I was trying to do logistic lasso using glmnet package in R.
I found a method to find an optimal value of lambda on internet, but I don't know how to get the confusion matrix and plot the predicted probabilities.
Here, I made a simple data df
to demonstrate what I've tried.
df<-data.frame(date = c(20120324,20120329,20121216,20130216,20130725,20130729,20130930,20131015,20131124,20131225,
20140324,20140530,20140613,20140721,20140630,20150102,20150214,20150312,20150316,20150329),
temperature=c(35,36.5,34.3,37.8,39,40,34.5,35.9,35.8,36.1,37,35,36,36.3,37.8,38.1,39.2,34.5,34.9,35.2),
bmi=c(20,23,25,27,32,24,35,21,19,29,21,32,21,22,24,25,19,18,25,26),
asthma=c(1,1,0,1,0,0,1,1,0,0,1,1,1,0,1,0,0,1,1,0))
set.seed(101)
# Now Selecting 70% of data as sample from total 'n' rows of `df`
sample <- sample.int(n = nrow(df), size = floor(.7*nrow(df)), replace = F)
train <- df[sample, ]
test <- df[-sample, ]
x<-model.matrix(asthma ~ temperature+bmi,data=train)[,-1]
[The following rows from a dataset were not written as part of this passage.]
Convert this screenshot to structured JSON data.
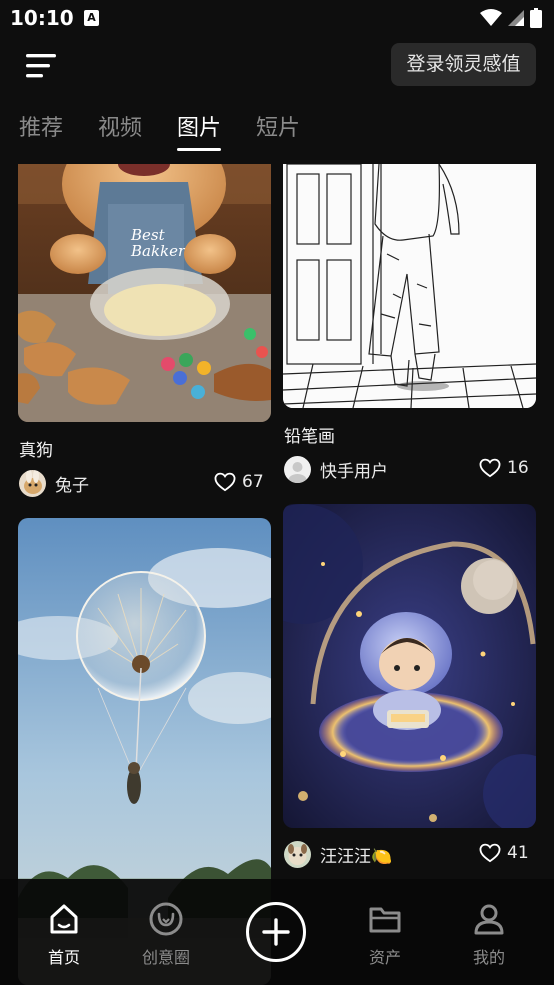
{
  "status_bar": {
    "time": "10:10",
    "notif_glyph": "A"
  },
  "header": {
    "login_button": "登录领灵感值"
  },
  "tabs": [
    "推荐",
    "视频",
    "图片",
    "短片"
  ],
  "active_tab": "图片",
  "feed": {
    "cards": [
      {
        "title": "真狗",
        "author": "兔子",
        "likes": "67",
        "image_text": "Best\nBakker"
      },
      {
        "title": "铅笔画",
        "author": "快手用户",
        "likes": "16"
      },
      {
        "title": "",
        "author": "",
        "likes": ""
      },
      {
        "title": "",
        "author": "汪汪汪🍋",
        "likes": "41"
      }
    ]
  },
  "bottom_nav": {
    "home": "首页",
    "circle": "创意圈",
    "assets": "资产",
    "mine": "我的"
  },
  "colors": {
    "background": "#0e0e0e",
    "accent": "#ffffff",
    "muted": "#8a8a8a"
  },
  "icons": [
    "menu-icon",
    "heart-icon",
    "home-icon",
    "creative-circle-icon",
    "plus-icon",
    "folder-icon",
    "user-icon"
  ]
}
y<-as.matrix(train$asthma)
# Note alpha=1 for lasso only
library(glmnet)
glmmod <- glmnet(x, y, alpha=1, family="binomial")
# glmnet's approach: automated cross validation
cvfit = cv.glmnet(x, y)
# coeficients of the final model
coef_cv=coef(cvfit, s = "lambda.min")
Here, asthma
is a binary response variable for logistic lasso.
temperature
and bmi
are dependent variables.
In my code, I can get an optimal lambda for logistic lasso.
But, after that, I don't know how to get a confusion matrix and plot predicted probabilities. If possible, I want to change the cutoff value that maximizes both specificity and sensitivity and get the confusion matrix from that cutoff value.
I've seen some codes to do things that I mentioned using glm
but, I haven't seen codes for glmnet
.
I couldn't really get your example data to give any usable predictions, so here's an example that comes with the glmnet
package:
library(glmnet)
data(BinomialExample)
x <- BinomialExample$x
y <- BinomialExample$y
# Fit a model using `cv.glmnet`
cfit <- cv.glmnet(x, y, family = "binomial")
# Use your model to make predictions
predicted_probabilities <- predict(cfit,newx=x,type="response")
# You can decide on an optimal threshold to turn your
# predicted probabilities into classifications e.g.
threshold <- 0.5
predicted_classes <- ifelse(predicted_probabilities > threshold,1,0)
# You can then make a confusion matrix like this:
table(predicted_classes,y)
# Or if you don't need to inspect the probabilities and pick a threshold
# you can produce one directly from your model object like this:
confusion.glmnet(cfit,newx=x,newy=y)
Note that you may want to produce a confusion matrix using test data that is separate from the data you used to train your model.